Meg dá uma risadinha, se preparando para fugir dali.
- Tem razão... não muda... e essa zona não é sua, é do povo.
Meg tira de dentro do pacote de Pocky uma espécie de agulhas Emei. Ela os rotaciona entre os dedos, deixando sem querer respingar algumas gotas de veneno, e enfia nos intestinos do mafioso. Nem ele ou ela mexem um músculo após o ataque surpresa. Meg foge pela janela apenas depois de sentir algo quente e vermelho escorrendo pelas agulhas, além do vômito.

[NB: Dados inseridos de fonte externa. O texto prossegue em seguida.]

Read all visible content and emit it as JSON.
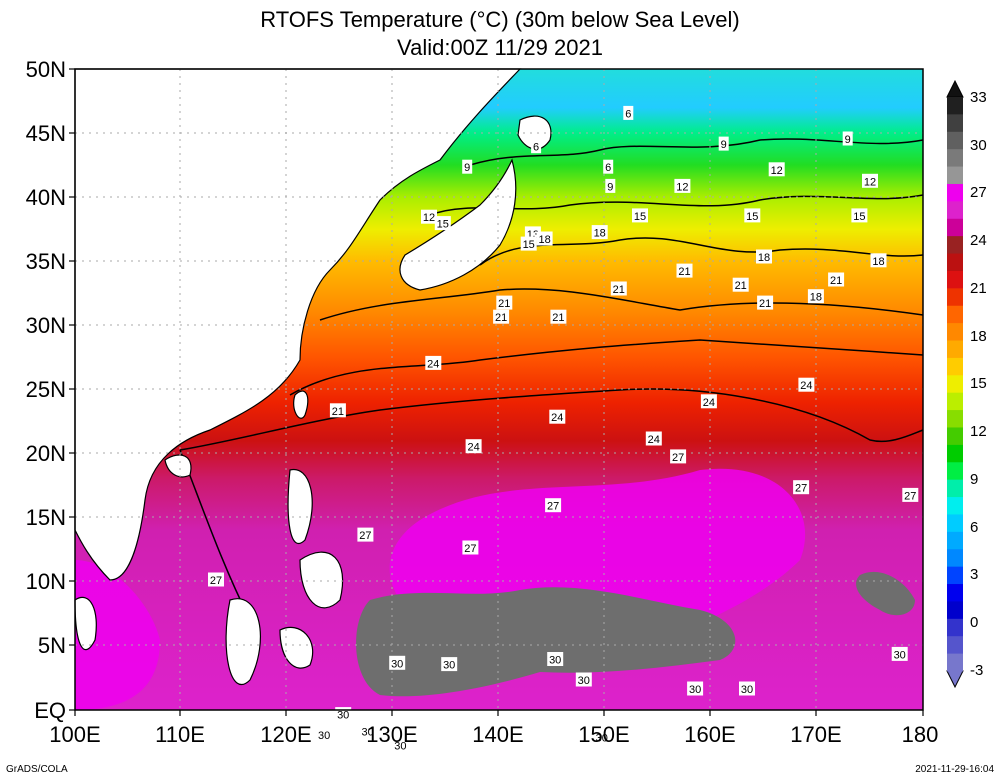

Ao pular do segundo andar e cair no quintal, uma de suas pernas desloca e incha na hora. Mas, sem tempo para pensar na dor, aplica levemente a agulha sobre o inchaço e sai correndo assim que o sistema da região para de provocar dor.
Não foi tão difícil escalar o muro de placas de ferro, contudo, sua mão fica cheia de cortes no final do processo. Assim que a perna prejudicada encosta no chão do lado externo do terreno do inimigo, amortecendo a queda, corre aos tropeços até a rua principal e segue.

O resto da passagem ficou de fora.